Monday, 18 July 2011

More on File Identification Tools

Since I last wrote a post on this back in March I have started some work for the Open Planets Foundation. As I said in my previous post, I see no reason to have too many unmaintainable tools when we could just pick the best one... the problem is making this choice (for some).

Which tool?

Simple - The one which is currently the most widely adopted... file.

Opinions may vary on this however ALL of these arguments talk about the feature set of a particular tool or the slowness of the tool when scanning billions of files.

Feature Sets and Ease of Use

File is a very simple tool which offers a mime-type and limited metadata exposing of the file types about which it knows. It only accepts single file execution, however you can wildcard it's input in the linux shell and it executes extremely quickly. In my testing file took 2.375s to identify 1000 files, that's 421 files a second (see the comparison to DROID and FIDO @

Other tools offer more power in other ways, so DROID fits well with The National Archives (UK) Digital Continuity project, providing a PRONOM identifier and mapping back to tools which can perform many operations on these files.

DROID is an ever improving tool as the underlying data (number of files it can identify) expands. However certain decisions have led to it becoming difficult in recent times to simply profile a single file. Rather it has become a tool which is now quiet heavily integrated with other systems rather than loosely coupled.

FIDO resulted from this realisation that DROID was becoming too slow and painful to profile a single file. Originally written in python, FIDO performs the same classification as DROID (using the same signatures) in a much shorter time and provides the PRONOM PUID as output. FIDO provided a great proof of concept that this operation could be quick however suffers from the problem that someone has wrapped the current release (0.9.5) of FIDO in java. This slows it down significantly due to having to launch the JAVA VM!

FITS - The file identification tool set.
This final tool pretty much wraps everything, some really useful and detailed output can be gained as a result of running not only all the identification tools, but also classification tools like exiftool and ffmpeg. Lots of detail, really slow! Also, more so than any of the others, FITS suffers from the problem of being up to date more than the others.

The problem with FITS is that it wraps the other tools to provide one output. In the case of FITS they still wrap DROID v4 with a very old signature file. They chose DROID v4 as this was the last version with decent command line execution, which is (i'm guessing) the way they call it. FITS wraps a great number of other tools in it's distribution as well, such as the exiftool, which already have package managed versions, thus all the tools FITS uses are being constantly dated by new versions which then required the effort to wrap them. FITS is a great attempt at a very valuable tool, however the problems with the tools it bundles being updated constantly is likely to cause many maintainability problems.

Along with all the other tools, FITS suffers from the fact that it doesn't update the DROID signature file (a format which hasn't changed) automatically. This is a simple way for a tool to keep up to date, we should not have to rely on the users doing this when the tool should just be doing it for you! People are lazy these days and expect the package to just work, or their to be an available update of the whole package (akin to App Store approaches). The users are right in this respect BTW!
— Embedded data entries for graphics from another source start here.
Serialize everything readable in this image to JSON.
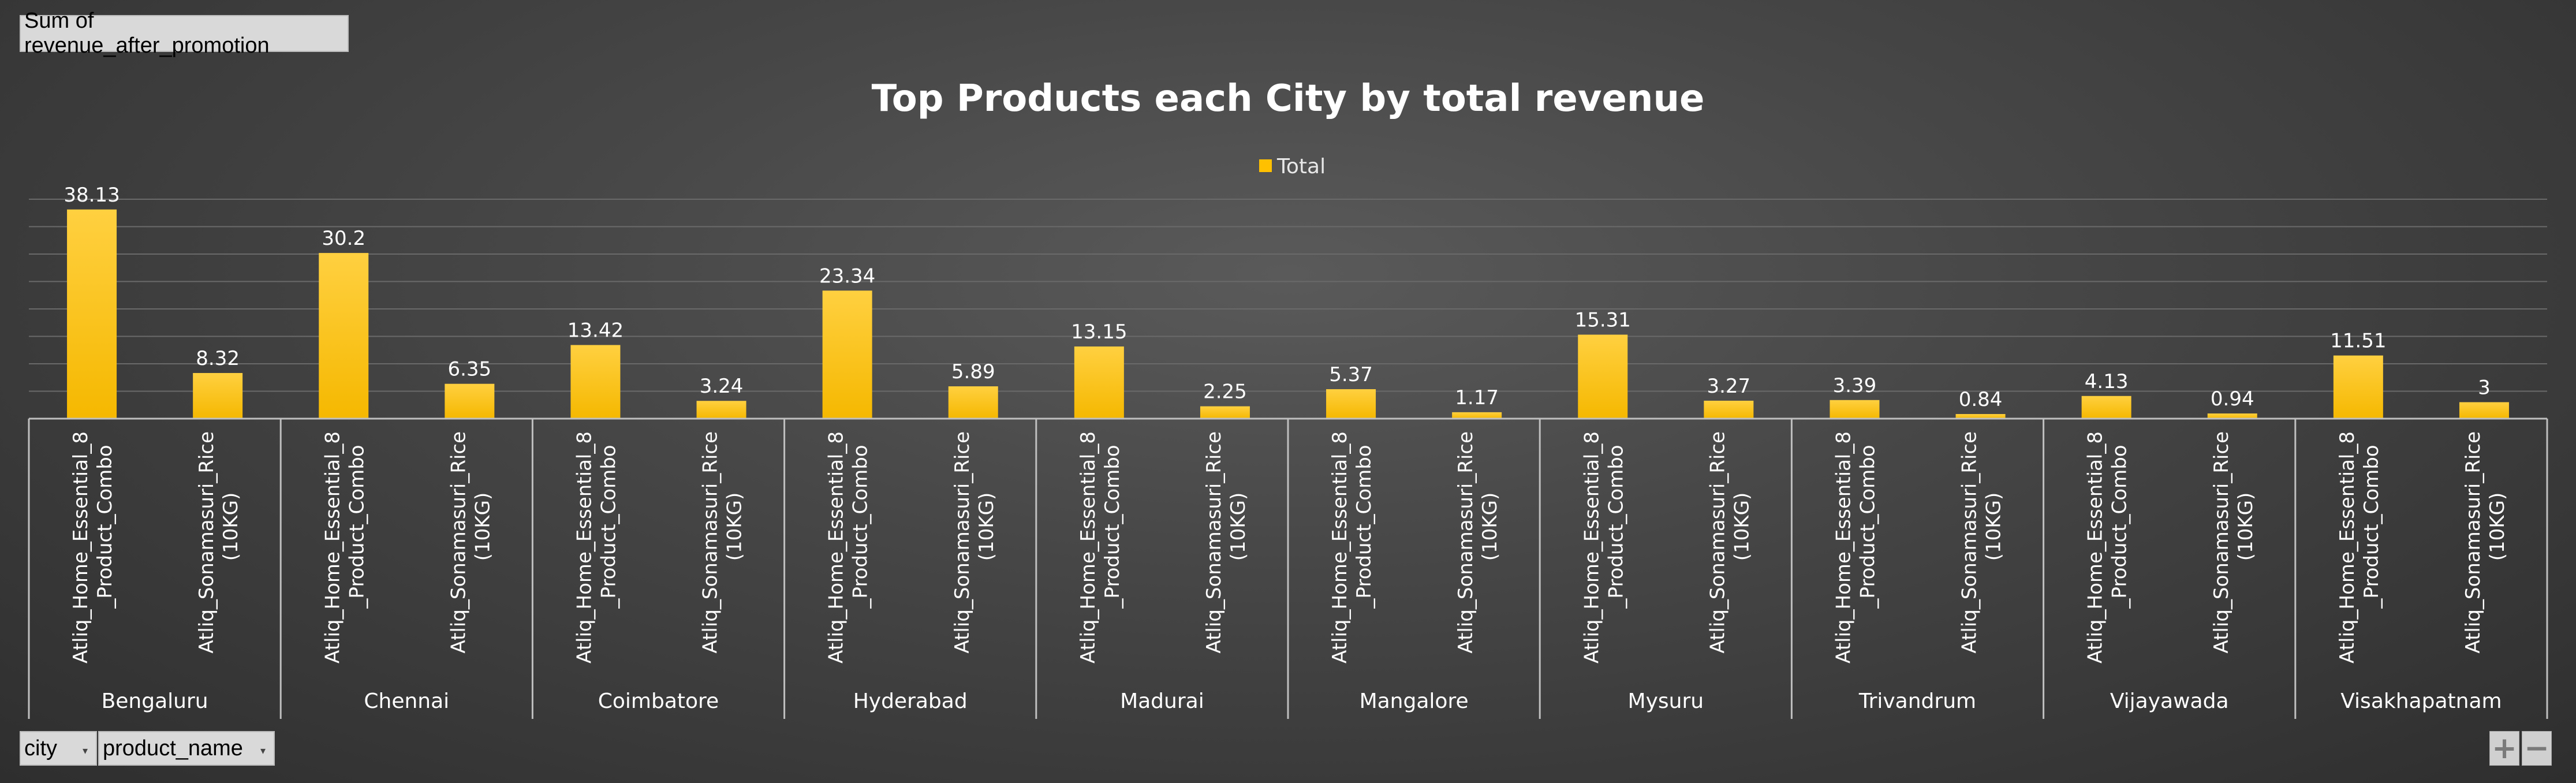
{
  "pivot": {
    "value_field": "Sum of revenue_after_promotion",
    "axis_fields": [
      "city",
      "product_name"
    ]
  },
  "chart_data": {
    "type": "bar",
    "title": "Top Products each City by total revenue",
    "legend": {
      "entries": [
        "Total"
      ],
      "position": "top"
    },
    "series": [
      {
        "name": "Total",
        "color": "#ffc000",
        "values": [
          38.13,
          8.32,
          30.2,
          6.35,
          13.42,
          3.24,
          23.34,
          5.89,
          13.15,
          2.25,
          5.37,
          1.17,
          15.31,
          3.27,
          3.39,
          0.84,
          4.13,
          0.94,
          11.51,
          3
        ]
      }
    ],
    "groups": [
      {
        "city": "Bengaluru",
        "products": [
          "Atliq_Home_Essential_8_Product_Combo",
          "Atliq_Sonamasuri_Rice (10KG)"
        ]
      },
      {
        "city": "Chennai",
        "products": [
          "Atliq_Home_Essential_8_Product_Combo",
          "Atliq_Sonamasuri_Rice (10KG)"
        ]
      },
      {
        "city": "Coimbatore",
        "products": [
          "Atliq_Home_Essential_8_Product_Combo",
          "Atliq_Sonamasuri_Rice (10KG)"
        ]
      },
      {
        "city": "Hyderabad",
        "products": [
          "Atliq_Home_Essential_8_Product_Combo",
          "Atliq_Sonamasuri_Rice (10KG)"
        ]
      },
      {
        "city": "Madurai",
        "products": [
          "Atliq_Home_Essential_8_Product_Combo",
          "Atliq_Sonamasuri_Rice (10KG)"
        ]
      },
      {
        "city": "Mangalore",
        "products": [
          "Atliq_Home_Essential_8_Product_Combo",
          "Atliq_Sonamasuri_Rice (10KG)"
        ]
      },
      {
        "city": "Mysuru",
        "products": [
          "Atliq_Home_Essential_8_Product_Combo",
          "Atliq_Sonamasuri_Rice (10KG)"
        ]
      },
      {
        "city": "Trivandrum",
        "products": [
          "Atliq_Home_Essential_8_Product_Combo",
          "Atliq_Sonamasuri_Rice (10KG)"
        ]
      },
      {
        "city": "Vijayawada",
        "products": [
          "Atliq_Home_Essential_8_Product_Combo",
          "Atliq_Sonamasuri_Rice (10KG)"
        ]
      },
      {
        "city": "Visakhapatnam",
        "products": [
          "Atliq_Home_Essential_8_Product_Combo",
          "Atliq_Sonamasuri_Rice (10KG)"
        ]
      }
    ],
    "category_label_lines": [
      "Atliq_Home_Essential_8",
      "_Product_Combo",
      "Atliq_Sonamasuri_Rice",
      "(10KG)"
    ],
    "ylim": [
      0,
      40
    ],
    "grid": true,
    "y_axis_labels_shown": false
  },
  "zoom": {
    "plus": "+",
    "minus": "−"
  }
}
File, the tool I haven't mentioned for a while is packaged managed by every widely used platform now, so if there is an update, people are alerted to it. From this point it only takes one click to download the latest, greatest and fastest version.


Like Weird Al's song "Albuquerque" I have finally got to the point (but not the conclusion) ... Packaging.

In order to keep users happy we MUST learn to allow them to download and use tools which suit them.

Personally I'm fed up of JAVA integration, when to install a package you have to first install Maven, then install something else, then do this..... blah blah bored....

We need to start packaging cross platform tools inside one click install MSIs (windows), RPM (redhat) and DEB packages (Ubuntu/Debian and the rest of Linux).

I don't care if these packages install dependencies but the user shouldn't have to take more than one step to install a tool.

Futher the tool should either self update, or the user should be prompted to update it via the package managing option which their operating system already contains.

Using packages, FITS could simply be a very small meta package which depends on other packages, thus keeping the whole suit of tools up to date... independently.


* Yes a tool should be fast
* Yes a tool should be feature rich
* Most of all, you should be able to install it and keep it up to date easily!

What's Next

The billion dollar question, for me I've done some performance testing of the various tools and decided that speed is due to features. As a package gets bloated and feature rich, it becomes slower! The faster it is the simpler it is.

What i'd like to be is to make the fastest one (file) feature rich without bloating it and slowing it down. Also file is already package managed which saves me what appears (according to the other tools) to be a very hard job.

Some investigation on this aim is likely to follow, along with some requirements gathering and classification on critical features before things move forward.